Dessa forma, encaro este trabalho-processo como uma escuta que se dá através do contato com a comunidade da Cruzada e com os autores que abordam a questão do negro brasileiro, sendo eles; Abdias Nascimento que foi poeta, ator, escritor, dramaturgo, artista plástico, professor universitário, político e ativista dos direitos civis e humanos das populações negras; Aza Njeri e Katiúscia Ribeiro que são pesquisadoras de Filosofia Africana e abordam especialmente uma vertente de um novo pensamento negro no Brasil denominado Mulherismo Africana. Por meio destas leituras e deste enfrentamento pessoal em entender a minha posição ao contar esta história, o meu lugar de fala, assim como, a abordagem que considero mais urgente em ser discutida, procuro relacionar as sobrevivências que tornaram possível a existência do negro brasileiro o que agrega a população da Cruzada.²
O capítulo de nome Pipa-Gente ao contrário da rigidez que o capítulo anterior possui, se dá através da aproximação com os moradores, por meio de seus relatos, dos encontros informais e das fotografias que fizemos coletivamente. O objetivo destas aproximações é entender o olhar dos moradores sobre o conjunto, a história, a memória e as tensões que permeiam este território e suas histórias pessoais.
A partir da leitura do trabalho “Pedregulho: Residência artística no Minhocão”, organizado por Beatriz Lemos e Cristina Ribas, defini que minha abordagem para as aproximações com os moradores seria através do diálogo a da imagem. A ação proposta por Lemos e Ribas teve como objetivo ocupar o apartamento 613 do Conjunto Residencial Pref. Mendes de Moraes, popularmente conhecido como Pedregulho, com o intuito de provocar uma intensa interação entre artistas e moradores. Assim, o contato com a comunidade gera a arte, que pode ser o registro fotográfico experimentado por Luiza Baldan ou as rodas de conversa feitas pelo coletivo Frente 3 de Fevereiro. Dois trabalhos que são referências para a minha investigação.
Em suma, este capítulo final fala com os atores desta história
que são a verdadeira possibilidade da existência da pipa, são a síntese de todas as pipas. Ao longo de todo o texto menciono ou dialogo com algumas dessas pessoas que me apresentaram a Cruzada. São elas; Wagner, que é responsável pelo projeto Basquete Cruzada e foi um grande parceiro em todo trabalho, foi a ponte para que eu conhecesse outros moradores e foi quem me ajudou a pensar as conversas, a prática fotográfica e com quem pude dividir uns sonhos e sonhar junto também. Jow é o atual presidente da Associação de Moradores, foi também um grande interlocutor para pensar a memória da Cruzada, me ajudou em cada detalhe, desde a colagem dos cartazes convidado para as ações, até para caminhar pelo conjunto me apresentando moradores e lugares. Dona Vera, a secretária do bloco 06, de 74 anos e leveza de menina, me foi apresentada por Wagner, Vera dividiu comigo sua vida enquanto eu observava sua rotina, ela é a síntese do que entendo por mulher forte que sem ter a menor dimensão do quanto é incrível, conta sua vidaluta com grande humildade. JP, Kelvin, Caique, Vitória e Jeferson são as crianças que ficaram por mais tempo comigo no dia da prática fotográfica e me apresentaram a Cruzada através de seus olhares curiosos sobre o conjunto e sobre a vida. Deles ganhei abraços, intermediei conflitos. Com eles corri, torci e brinquei, enquanto eles me mostravam as “pipas” pelo caminho.

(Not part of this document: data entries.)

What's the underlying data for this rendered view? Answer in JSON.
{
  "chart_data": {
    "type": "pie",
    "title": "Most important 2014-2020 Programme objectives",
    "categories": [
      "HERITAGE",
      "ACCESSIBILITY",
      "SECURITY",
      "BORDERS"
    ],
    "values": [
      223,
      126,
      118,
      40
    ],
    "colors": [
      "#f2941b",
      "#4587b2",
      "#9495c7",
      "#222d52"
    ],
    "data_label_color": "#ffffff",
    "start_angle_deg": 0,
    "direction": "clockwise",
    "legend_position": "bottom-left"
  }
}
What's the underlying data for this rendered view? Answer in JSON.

Por fim, a soma de todos estes muros e pipas visam mostrar as forças pelas quais é preciso resistir, mas principalmente as sobrevivências. A Cruzada me apresentou alguns muros e pipas, mas, muitos deles não são exclusivos da situação em que esse conjunto específico está inserido, nossas cidades repetem os mesmos padrões continuamente. Assim, esse texto mais do que uma abordagem especificista ou uma tentativa de responder às questões pertinentes à Cruzada de São Sebastião do Rio de Janeiro é um convite, um momento de nos colocarmos sobre estes muros tentando empinar pipas.
método
Duas abordagens metodológicas conduziram as aproximações feitas nesta investigação. A primeira delas é o uso da montagem enquanto propulsora de sentidos, que é apresentada por Didi-Huberman através da produção de Aby Warburg. A partir da investigação sobre a imagem que é operada por estes autores tive o desejo de usá-la como forma de aproximação. Assim, tanto as fotos autorais que fiz sobre as janelas do Shopping Leblon e dos arredores do conjunto, quanto o resgaste e pesquisa por fotos da Cruzada de São Sebastião e do contexto que de uma maneira geral ela se insere, fez parte deste processo.

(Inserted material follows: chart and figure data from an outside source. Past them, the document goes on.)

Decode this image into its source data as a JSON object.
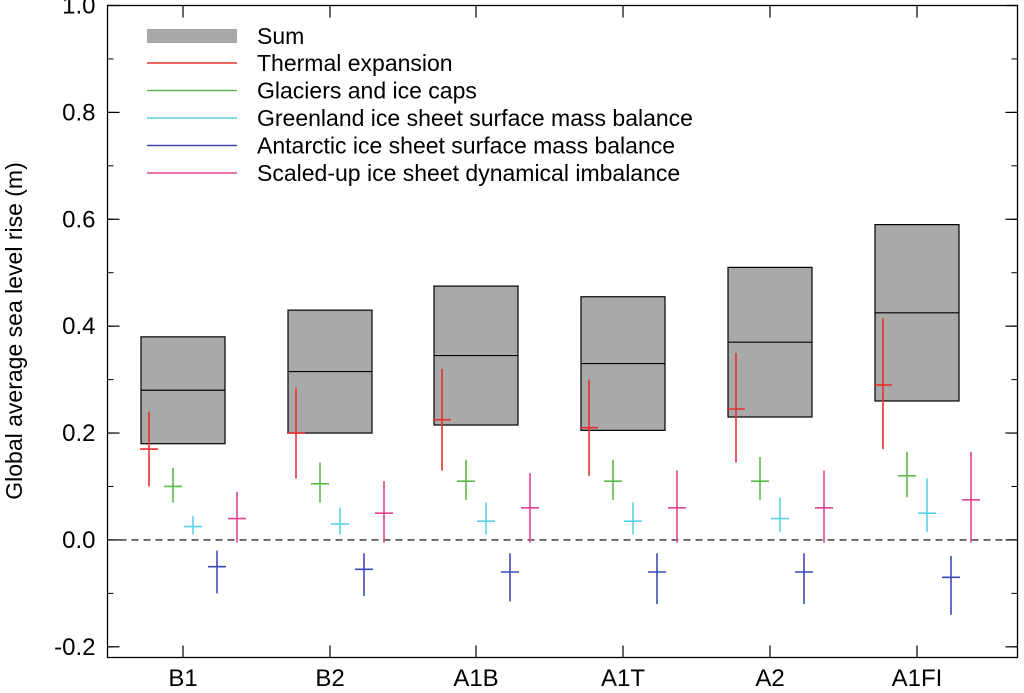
{
  "chart_data": {
    "type": "box",
    "title": "",
    "ylabel": "Global average sea level rise (m)",
    "xlabel": "",
    "ylim": [
      -0.22,
      1.0
    ],
    "yticks": [
      -0.2,
      0.0,
      0.2,
      0.4,
      0.6,
      0.8,
      1.0
    ],
    "ytick_labels": [
      "-0.2",
      "0.0",
      "0.2",
      "0.4",
      "0.6",
      "0.8",
      "1.0"
    ],
    "categories": [
      "B1",
      "B2",
      "A1B",
      "A1T",
      "A2",
      "A1FI"
    ],
    "zero_line": "dashed",
    "sum": {
      "name": "Sum",
      "color": "#a9a9a9",
      "low": [
        0.18,
        0.2,
        0.215,
        0.205,
        0.23,
        0.26
      ],
      "mid": [
        0.28,
        0.315,
        0.345,
        0.33,
        0.37,
        0.425
      ],
      "high": [
        0.38,
        0.43,
        0.475,
        0.455,
        0.51,
        0.59
      ]
    },
    "series": [
      {
        "name": "Thermal expansion",
        "color": "#e8312f",
        "mid": [
          0.17,
          0.2,
          0.225,
          0.21,
          0.245,
          0.29
        ],
        "low": [
          0.1,
          0.115,
          0.13,
          0.12,
          0.145,
          0.17
        ],
        "high": [
          0.24,
          0.285,
          0.32,
          0.3,
          0.35,
          0.415
        ]
      },
      {
        "name": "Glaciers and ice caps",
        "color": "#5cb94a",
        "mid": [
          0.1,
          0.105,
          0.11,
          0.11,
          0.11,
          0.12
        ],
        "low": [
          0.07,
          0.07,
          0.075,
          0.075,
          0.075,
          0.08
        ],
        "high": [
          0.135,
          0.145,
          0.15,
          0.15,
          0.155,
          0.165
        ]
      },
      {
        "name": "Greenland ice sheet surface mass balance",
        "color": "#5ad0e6",
        "mid": [
          0.025,
          0.03,
          0.035,
          0.035,
          0.04,
          0.05
        ],
        "low": [
          0.01,
          0.01,
          0.01,
          0.01,
          0.015,
          0.015
        ],
        "high": [
          0.045,
          0.06,
          0.07,
          0.07,
          0.08,
          0.115
        ]
      },
      {
        "name": "Antarctic ice sheet surface mass balance",
        "color": "#3b4bb2",
        "mid": [
          -0.05,
          -0.055,
          -0.06,
          -0.06,
          -0.06,
          -0.07
        ],
        "low": [
          -0.1,
          -0.105,
          -0.115,
          -0.12,
          -0.12,
          -0.14
        ],
        "high": [
          -0.02,
          -0.025,
          -0.025,
          -0.025,
          -0.025,
          -0.03
        ]
      },
      {
        "name": "Scaled-up ice sheet dynamical imbalance",
        "color": "#e04592",
        "mid": [
          0.04,
          0.05,
          0.06,
          0.06,
          0.06,
          0.075
        ],
        "low": [
          -0.005,
          -0.005,
          -0.005,
          -0.005,
          -0.005,
          -0.005
        ],
        "high": [
          0.09,
          0.11,
          0.125,
          0.13,
          0.13,
          0.165
        ]
      }
    ],
    "legend": {
      "position": "top-left"
    }
  }
}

A outra abordagem que orienta esta pesquisa é a residência artística realizada por Beatriz Lemos e Cristina Ribas. Através dela, não apenas a imagem surge como potência para compreender a história da Cruzada, mas também o contato com os moradores emergem como ponto crucial para este entendimento.
Sendo assim, é através do diálogo e das fotografias - tanto dos arquivos, quanto aquelas feitas por mim e pelos próprios moradores - que procuro encontrar as questões presentes neste território e tensioná-las através das montagens.
Imagem-Montagem
A leitura do trabalho de Aby Warburg pelas palavras de Georges Didi-Huberman trazem a esta pesquisa importantes noções sobre memória, imagem e montagem. Nestes estudiosos, a imagem é apresentada através das montagens e aparece como o fio condutor da história, atravessando diferentes tempos e tendo a potência de reapresentar e reinterpretar a própria história.
A montagem escapa às teleologias, torna visíveis as sobrevivências, os anacronismos, os encontros de temporalidades contraditórias que afetam cada objeto, cada acontecimento, cada pessoa, cada gesto. Então, o historiador renúncia a contar “uma história” mas, ao fazê-lo, consegue mostrar que a história não é senão todas as complexidades do tempo, todos os estratos da arqueologia, todos os pontilhados do destino. DIDI-HUBERMAN:2012:212)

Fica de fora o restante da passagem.